戦国時代 周の出来事

史記・周本紀』が周に関する記述を書いています。
いつの事かははっきりしません。以下、列記します。
 
秦が両周(東西の周)の間に道を借りて(『戦国策・東周策』では「両周の間」ではなく「周に道を借りる」とあります。『東周策』)なので、この周は東周を指すと思われます)韓を討伐しようとしました。

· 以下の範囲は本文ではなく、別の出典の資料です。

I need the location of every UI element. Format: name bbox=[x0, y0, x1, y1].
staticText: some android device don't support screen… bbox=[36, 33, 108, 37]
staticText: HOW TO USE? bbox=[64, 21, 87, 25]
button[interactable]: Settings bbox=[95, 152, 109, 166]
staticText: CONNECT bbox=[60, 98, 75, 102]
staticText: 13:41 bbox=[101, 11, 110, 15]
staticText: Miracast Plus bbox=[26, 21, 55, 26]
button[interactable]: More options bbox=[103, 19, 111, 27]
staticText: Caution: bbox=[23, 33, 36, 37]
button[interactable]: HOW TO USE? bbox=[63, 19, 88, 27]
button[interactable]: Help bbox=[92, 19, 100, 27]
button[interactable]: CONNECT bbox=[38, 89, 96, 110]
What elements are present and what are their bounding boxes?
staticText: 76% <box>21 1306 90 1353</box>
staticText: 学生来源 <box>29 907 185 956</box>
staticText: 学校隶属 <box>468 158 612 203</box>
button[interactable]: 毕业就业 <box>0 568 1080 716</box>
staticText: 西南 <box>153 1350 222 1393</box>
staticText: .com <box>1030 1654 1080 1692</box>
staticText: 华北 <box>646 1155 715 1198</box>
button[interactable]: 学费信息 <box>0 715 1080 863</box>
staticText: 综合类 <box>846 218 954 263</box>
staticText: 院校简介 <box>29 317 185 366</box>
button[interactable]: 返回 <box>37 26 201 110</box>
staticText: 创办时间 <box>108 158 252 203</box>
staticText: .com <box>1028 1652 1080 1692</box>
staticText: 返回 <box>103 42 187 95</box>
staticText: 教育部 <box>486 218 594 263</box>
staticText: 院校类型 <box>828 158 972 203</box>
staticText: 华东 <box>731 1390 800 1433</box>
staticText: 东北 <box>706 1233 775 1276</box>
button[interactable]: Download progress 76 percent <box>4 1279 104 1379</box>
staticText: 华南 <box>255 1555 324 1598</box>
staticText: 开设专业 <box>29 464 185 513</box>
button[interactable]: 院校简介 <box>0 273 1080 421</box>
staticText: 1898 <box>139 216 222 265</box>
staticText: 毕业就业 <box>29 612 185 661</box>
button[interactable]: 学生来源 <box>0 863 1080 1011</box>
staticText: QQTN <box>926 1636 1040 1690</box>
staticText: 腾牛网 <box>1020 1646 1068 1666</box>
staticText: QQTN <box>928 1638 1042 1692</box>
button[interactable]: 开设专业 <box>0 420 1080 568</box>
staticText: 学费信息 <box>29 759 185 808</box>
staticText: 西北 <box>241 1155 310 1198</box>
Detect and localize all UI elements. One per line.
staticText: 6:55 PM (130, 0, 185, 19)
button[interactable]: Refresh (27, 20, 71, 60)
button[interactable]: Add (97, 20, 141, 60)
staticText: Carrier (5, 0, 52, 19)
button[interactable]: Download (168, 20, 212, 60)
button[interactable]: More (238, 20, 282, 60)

周は秦に道を貸したら韓に怨まれ、貸さなかったら秦を怒らせることになります。
史厭が周君(『索隠』によると西周武公ですが、『戦国策』と下の文を見ると、東周の君ではないかと思われます)に言いました「人を送って韓の公叔にこう伝えるべきです『秦が周を通って韓を討伐するのは、東周を信用しているからです。公が周に地を譲り、質(人質)を楚に送れば(韓が周・楚と同盟している姿を示せば)、秦は楚を警戒し、周を信用しなくなり(前の文で秦が信用しているのは「東周」と言っているので、この周も「東周」だと思われます)、韓への出兵を中止します。』その後、秦にもこう伝えます『韓が周に地を収めるよう強制しました。これは秦に周を疑わせるためです。周が受け取らないわけにはいきません。』秦には周が韓の地を受け取ることを阻止する理由がありません。こうすれば周は韓から領地を得て、秦の要求にも背かなくてすみます(秦が韓出兵を中止すすれば道を貸す必要もありません)。」
 
 
秦が西周君を招きましたが、西周君は躊躇して韓王(『戦国策西周策』では魏王)にこう伝えました「秦が西周君を招いたのは、王(韓王。『戦国策』では魏王)南陽を攻めるためです。王は南陽に兵を向けるべきです。周君はそれを理由に(韓、もしくは魏が南陽に兵を出したことを理由に)、秦に行くことを拒否できます。周君が秦に入らなければ、秦は河黄河を越えて南陽を攻めることはできません。」
 
 
東周と西周が戦い、韓が西周を援けようとしました。
ある人が東周のために韓王に言いました「西周は元々天子の国だったので、名器重宝が豊富にあります。王が兵を動かさなければ、東周に徳(恩)を与え、西周の宝を全て得ることができます。」
 
 
この後、『史記周本紀』には「王赧が成君に言った(王赧謂成君)」とありますが、後の文が失われているようです。
 
 
史記周本紀』から今回最後の記述です。
楚が韓の雍氏を包囲しました。
東周赧王三年(前312年)に楚が雍氏を攻めており、赧王十五年(前300年)にも楚が雍氏を包囲します。『韓世家』の注(集解)は、『周本紀』の下記内容を赧王十五年の事としています(再述します)
 
楚が雍氏を包囲したため、韓が東周に対して甲(武器)や粟(食糧)を要求しました。
東周君は蘇代を招いてどう対応するかを相談します。蘇代が言いました「周君が心配する必要はありません。臣が韓による甲や粟の徴収を中止させ、しかも周君のために高都(韓邑)を得てみせます。」
周君が言いました「子(あなた)にそれができるのなら、国を挙げて子の指示を聞こう。」
蘇代が韓の相国(『索隠』によると公仲侈)に言いました「楚が雍氏の包囲を開始した時、三カ月で攻略すると宣言しましたが、既に五カ月経っても攻略できません。これは楚が疲弊しているからです。最近、相国は周に甲と粟を要求しましたが、これでは韓も疲弊していることを楚に教えてしまいます。」
韓の相国は「その通りだ。しかし使者を既に送ってしまった」と言いました。
そこで蘇代が言いました「周に高都を与えるべきです。」
韓の相国が怒って言いました「甲と粟の徴収をやめるだけでも充分ではないか。なぜ周に高都を与えなければならないのだ。」
蘇代が言いました「周に高都を与えれば、周は態度を変えて韓に入ります。そうなれば秦が激怒して周との関係を絶ちます。疲弊した高都を使って完全な周を得ることができるのに、なぜ与えないのですか?」
韓の相国は「善し」と言って高都を周に与えました。